Estudo do Unicef e da Undime aponta impacto do racismo, da pobreza e da violência na exclusão escolar e cobra ação urgente do Estado
Publicado em 06/08/2025 às 18:20

Foto: Zachary Vessels / Pexels
No Brasil, quase 1 milhão de crianças e adolescentes entre 4 e 17 anos estão fora da escola. O dado integra um levantamento recente do Fundo das Nações Unidas para a Infância (Unicef) em parceria com a União Nacional dos Dirigentes Municipais de Educação (Undime), revelando um retrato que escancara as desigualdades históricas da educação no país: a maioria dos estudantes fora da escola são meninos, negros, indígenas e moradores da região Nordeste.
O estudo evidencia como o abandono e a evasão escolar são atravessados por estruturas de exclusão que começam muito antes do portão da escola. No caso das meninas, fatores como a gravidez precoce e o trabalho doméstico ajudam a explicar a ruptura com o processo educacional. Já entre os meninos, sobretudo os pretos e periféricos, a evasão é marcada pela exposição à violência, à responsabilidade precoce e à ausência de políticas públicas voltadas à permanência escolar.
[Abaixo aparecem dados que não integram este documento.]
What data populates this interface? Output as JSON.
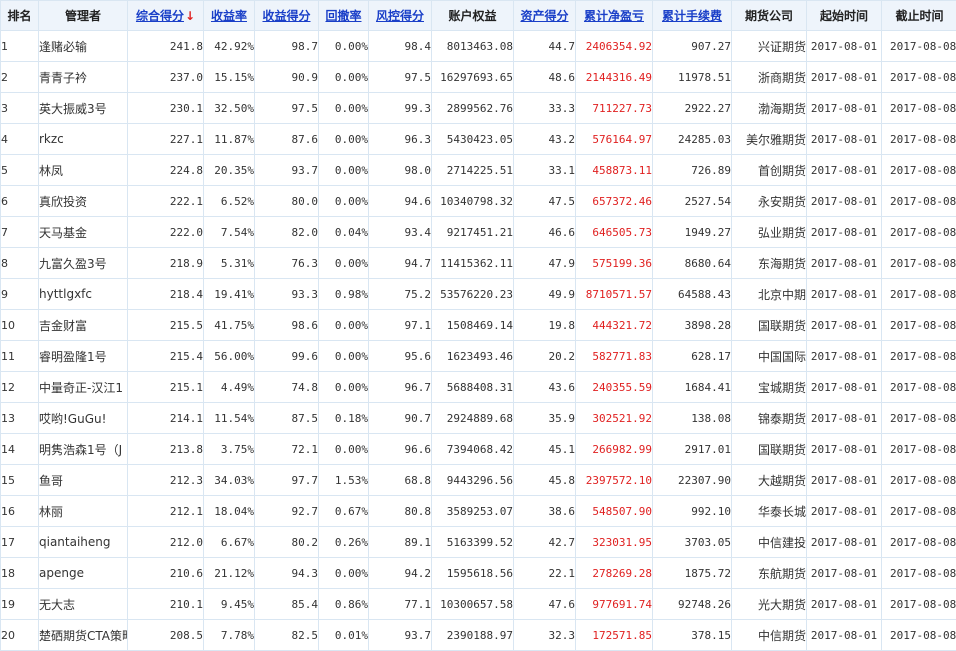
{
  "columns": [
    {
      "key": "rank",
      "label": "排名",
      "sortable": false
    },
    {
      "key": "manager",
      "label": "管理者",
      "sortable": false
    },
    {
      "key": "score",
      "label": "综合得分",
      "sortable": true,
      "sorted_desc": true
    },
    {
      "key": "return_rate",
      "label": "收益率",
      "sortable": true
    },
    {
      "key": "return_score",
      "label": "收益得分",
      "sortable": true
    },
    {
      "key": "drawdown",
      "label": "回撤率",
      "sortable": true
    },
    {
      "key": "risk_score",
      "label": "风控得分",
      "sortable": true
    },
    {
      "key": "equity",
      "label": "账户权益",
      "sortable": false
    },
    {
      "key": "asset_score",
      "label": "资产得分",
      "sortable": true
    },
    {
      "key": "net_pnl",
      "label": "累计净盈亏",
      "sortable": true
    },
    {
      "key": "fees",
      "label": "累计手续费",
      "sortable": true
    },
    {
      "key": "company",
      "label": "期货公司",
      "sortable": false
    },
    {
      "key": "start",
      "label": "起始时间",
      "sortable": false
    },
    {
      "key": "end",
      "label": "截止时间",
      "sortable": false
    }
  ],
  "sort_arrow": "↓",
  "colors": {
    "link": "#1a3fc8",
    "pnl": "#e02020",
    "header_bg": "#eef4fb",
    "grid": "#d9e6f2"
  },
  "rows": [
    {
      "rank": "1",
      "manager": "逢赌必输",
      "score": "241.8",
      "return_rate": "42.92%",
      "return_score": "98.7",
      "drawdown": "0.00%",
      "risk_score": "98.4",
      "equity": "8013463.08",
      "asset_score": "44.7",
      "net_pnl": "2406354.92",
      "fees": "907.27",
      "company": "兴证期货",
      "start": "2017-08-01",
      "end": "2017-08-08"
    },
    {
      "rank": "2",
      "manager": "青青子衿",
      "score": "237.0",
      "return_rate": "15.15%",
      "return_score": "90.9",
      "drawdown": "0.00%",
      "risk_score": "97.5",
      "equity": "16297693.65",
      "asset_score": "48.6",
      "net_pnl": "2144316.49",
      "fees": "11978.51",
      "company": "浙商期货",
      "start": "2017-08-01",
      "end": "2017-08-08"
    },
    {
      "rank": "3",
      "manager": "英大振威3号",
      "score": "230.1",
      "return_rate": "32.50%",
      "return_score": "97.5",
      "drawdown": "0.00%",
      "risk_score": "99.3",
      "equity": "2899562.76",
      "asset_score": "33.3",
      "net_pnl": "711227.73",
      "fees": "2922.27",
      "company": "渤海期货",
      "start": "2017-08-01",
      "end": "2017-08-08"
    },
    {
      "rank": "4",
      "manager": "rkzc",
      "score": "227.1",
      "return_rate": "11.87%",
      "return_score": "87.6",
      "drawdown": "0.00%",
      "risk_score": "96.3",
      "equity": "5430423.05",
      "asset_score": "43.2",
      "net_pnl": "576164.97",
      "fees": "24285.03",
      "company": "美尔雅期货",
      "start": "2017-08-01",
      "end": "2017-08-08"
    },
    {
      "rank": "5",
      "manager": "林凤",
      "score": "224.8",
      "return_rate": "20.35%",
      "return_score": "93.7",
      "drawdown": "0.00%",
      "risk_score": "98.0",
      "equity": "2714225.51",
      "asset_score": "33.1",
      "net_pnl": "458873.11",
      "fees": "726.89",
      "company": "首创期货",
      "start": "2017-08-01",
      "end": "2017-08-08"
    },
    {
      "rank": "6",
      "manager": "真欣投资",
      "score": "222.1",
      "return_rate": "6.52%",
      "return_score": "80.0",
      "drawdown": "0.00%",
      "risk_score": "94.6",
      "equity": "10340798.32",
      "asset_score": "47.5",
      "net_pnl": "657372.46",
      "fees": "2527.54",
      "company": "永安期货",
      "start": "2017-08-01",
      "end": "2017-08-08"
    },
    {
      "rank": "7",
      "manager": "天马基金",
      "score": "222.0",
      "return_rate": "7.54%",
      "return_score": "82.0",
      "drawdown": "0.04%",
      "risk_score": "93.4",
      "equity": "9217451.21",
      "asset_score": "46.6",
      "net_pnl": "646505.73",
      "fees": "1949.27",
      "company": "弘业期货",
      "start": "2017-08-01",
      "end": "2017-08-08"
    },
    {
      "rank": "8",
      "manager": "九富久盈3号",
      "score": "218.9",
      "return_rate": "5.31%",
      "return_score": "76.3",
      "drawdown": "0.00%",
      "risk_score": "94.7",
      "equity": "11415362.11",
      "asset_score": "47.9",
      "net_pnl": "575199.36",
      "fees": "8680.64",
      "company": "东海期货",
      "start": "2017-08-01",
      "end": "2017-08-08"
    },
    {
      "rank": "9",
      "manager": "hyttlgxfc",
      "score": "218.4",
      "return_rate": "19.41%",
      "return_score": "93.3",
      "drawdown": "0.98%",
      "risk_score": "75.2",
      "equity": "53576220.23",
      "asset_score": "49.9",
      "net_pnl": "8710571.57",
      "fees": "64588.43",
      "company": "北京中期",
      "start": "2017-08-01",
      "end": "2017-08-08"
    },
    {
      "rank": "10",
      "manager": "吉金财富",
      "score": "215.5",
      "return_rate": "41.75%",
      "return_score": "98.6",
      "drawdown": "0.00%",
      "risk_score": "97.1",
      "equity": "1508469.14",
      "asset_score": "19.8",
      "net_pnl": "444321.72",
      "fees": "3898.28",
      "company": "国联期货",
      "start": "2017-08-01",
      "end": "2017-08-08"
    },
    {
      "rank": "11",
      "manager": "睿明盈隆1号",
      "score": "215.4",
      "return_rate": "56.00%",
      "return_score": "99.6",
      "drawdown": "0.00%",
      "risk_score": "95.6",
      "equity": "1623493.46",
      "asset_score": "20.2",
      "net_pnl": "582771.83",
      "fees": "628.17",
      "company": "中国国际",
      "start": "2017-08-01",
      "end": "2017-08-08"
    },
    {
      "rank": "12",
      "manager": "中量奇正-汉江1",
      "score": "215.1",
      "return_rate": "4.49%",
      "return_score": "74.8",
      "drawdown": "0.00%",
      "risk_score": "96.7",
      "equity": "5688408.31",
      "asset_score": "43.6",
      "net_pnl": "240355.59",
      "fees": "1684.41",
      "company": "宝城期货",
      "start": "2017-08-01",
      "end": "2017-08-08"
    },
    {
      "rank": "13",
      "manager": "哎哟!GuGu!",
      "score": "214.1",
      "return_rate": "11.54%",
      "return_score": "87.5",
      "drawdown": "0.18%",
      "risk_score": "90.7",
      "equity": "2924889.68",
      "asset_score": "35.9",
      "net_pnl": "302521.92",
      "fees": "138.08",
      "company": "锦泰期货",
      "start": "2017-08-01",
      "end": "2017-08-08"
    },
    {
      "rank": "14",
      "manager": "明隽浩森1号（J",
      "score": "213.8",
      "return_rate": "3.75%",
      "return_score": "72.1",
      "drawdown": "0.00%",
      "risk_score": "96.6",
      "equity": "7394068.42",
      "asset_score": "45.1",
      "net_pnl": "266982.99",
      "fees": "2917.01",
      "company": "国联期货",
      "start": "2017-08-01",
      "end": "2017-08-08"
    },
    {
      "rank": "15",
      "manager": "鱼哥",
      "score": "212.3",
      "return_rate": "34.03%",
      "return_score": "97.7",
      "drawdown": "1.53%",
      "risk_score": "68.8",
      "equity": "9443296.56",
      "asset_score": "45.8",
      "net_pnl": "2397572.10",
      "fees": "22307.90",
      "company": "大越期货",
      "start": "2017-08-01",
      "end": "2017-08-08"
    },
    {
      "rank": "16",
      "manager": "林丽",
      "score": "212.1",
      "return_rate": "18.04%",
      "return_score": "92.7",
      "drawdown": "0.67%",
      "risk_score": "80.8",
      "equity": "3589253.07",
      "asset_score": "38.6",
      "net_pnl": "548507.90",
      "fees": "992.10",
      "company": "华泰长城",
      "start": "2017-08-01",
      "end": "2017-08-08"
    },
    {
      "rank": "17",
      "manager": "qiantaiheng",
      "score": "212.0",
      "return_rate": "6.67%",
      "return_score": "80.2",
      "drawdown": "0.26%",
      "risk_score": "89.1",
      "equity": "5163399.52",
      "asset_score": "42.7",
      "net_pnl": "323031.95",
      "fees": "3703.05",
      "company": "中信建投",
      "start": "2017-08-01",
      "end": "2017-08-08"
    },
    {
      "rank": "18",
      "manager": "apenge",
      "score": "210.6",
      "return_rate": "21.12%",
      "return_score": "94.3",
      "drawdown": "0.00%",
      "risk_score": "94.2",
      "equity": "1595618.56",
      "asset_score": "22.1",
      "net_pnl": "278269.28",
      "fees": "1875.72",
      "company": "东航期货",
      "start": "2017-08-01",
      "end": "2017-08-08"
    },
    {
      "rank": "19",
      "manager": "无大志",
      "score": "210.1",
      "return_rate": "9.45%",
      "return_score": "85.4",
      "drawdown": "0.86%",
      "risk_score": "77.1",
      "equity": "10300657.58",
      "asset_score": "47.6",
      "net_pnl": "977691.74",
      "fees": "92748.26",
      "company": "光大期货",
      "start": "2017-08-01",
      "end": "2017-08-08"
    },
    {
      "rank": "20",
      "manager": "楚硒期货CTA策略",
      "score": "208.5",
      "return_rate": "7.78%",
      "return_score": "82.5",
      "drawdown": "0.01%",
      "risk_score": "93.7",
      "equity": "2390188.97",
      "asset_score": "32.3",
      "net_pnl": "172571.85",
      "fees": "378.15",
      "company": "中信期货",
      "start": "2017-08-01",
      "end": "2017-08-08"
    }
  ]
}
Ao todo, 55% dos que não frequentam a escola são meninos, e 67% são negros ou indígenas. Embora muitos pensem que o problema está restrito a zonas rurais isoladas, o levantamento mostra o oposto: mais de 80% dessas crianças e adolescentes vivem em áreas urbanas. Em termos regionais, o Nordeste concentra o maior número absoluto de exclusão, com 263.542 casos, seguido por Sudeste, Norte, Sul e Centro-Oeste.
O relatório também aponta que o Brasil não cumpriu a meta estipulada pelo Plano Nacional de Educação (PNE), que previa que, até 2024, pelo menos metade das crianças de 0 a 3 anos estariam matriculadas em creches. Hoje, 60% continuam fora dessas instituições — e mais de um terço vive em famílias que estão entre os 20% mais pobres do país. Embora essa faixa etária não esteja no grupo da escolarização obrigatória, o acesso à creche é um direito reconhecido e uma etapa essencial para o desenvolvimento das crianças.
A pesquisa faz ainda uma distinção importante entre dois conceitos frequentemente confundidos: abandono escolar, que se refere à saída durante o ano letivo; e evasão escolar, caracterizada pela ausência de retorno no ano seguinte. Entender essa diferença é essencial para a formulação de políticas públicas mais eficazes.
Nesse sentido, o estudo também destaca a atuação da Busca Ativa Escolar, estratégia criada pelo Unicef e pela Undime em 2017 para apoiar estados e municípios na identificação e reintegração de estudantes em situação de exclusão. Desde então, mais de 300 mil crianças e adolescentes voltaram às salas de aula por meio da iniciativa — um sinal de que soluções existem, mas exigem comprometimento, investimento e continuidade.
De acordo com a Constituição Federal e o Estatuto da Criança e do Adolescente (ECA), é dever do Estado garantir a matrícula e a frequência escolar de toda a população de 4 a 17 anos. Mas, como mostra o relatório, o direito à educação segue sendo negado de forma sistemática a milhares de crianças, sobretudo aquelas que carregam no corpo os marcadores da desigualdade racial, territorial e de classe.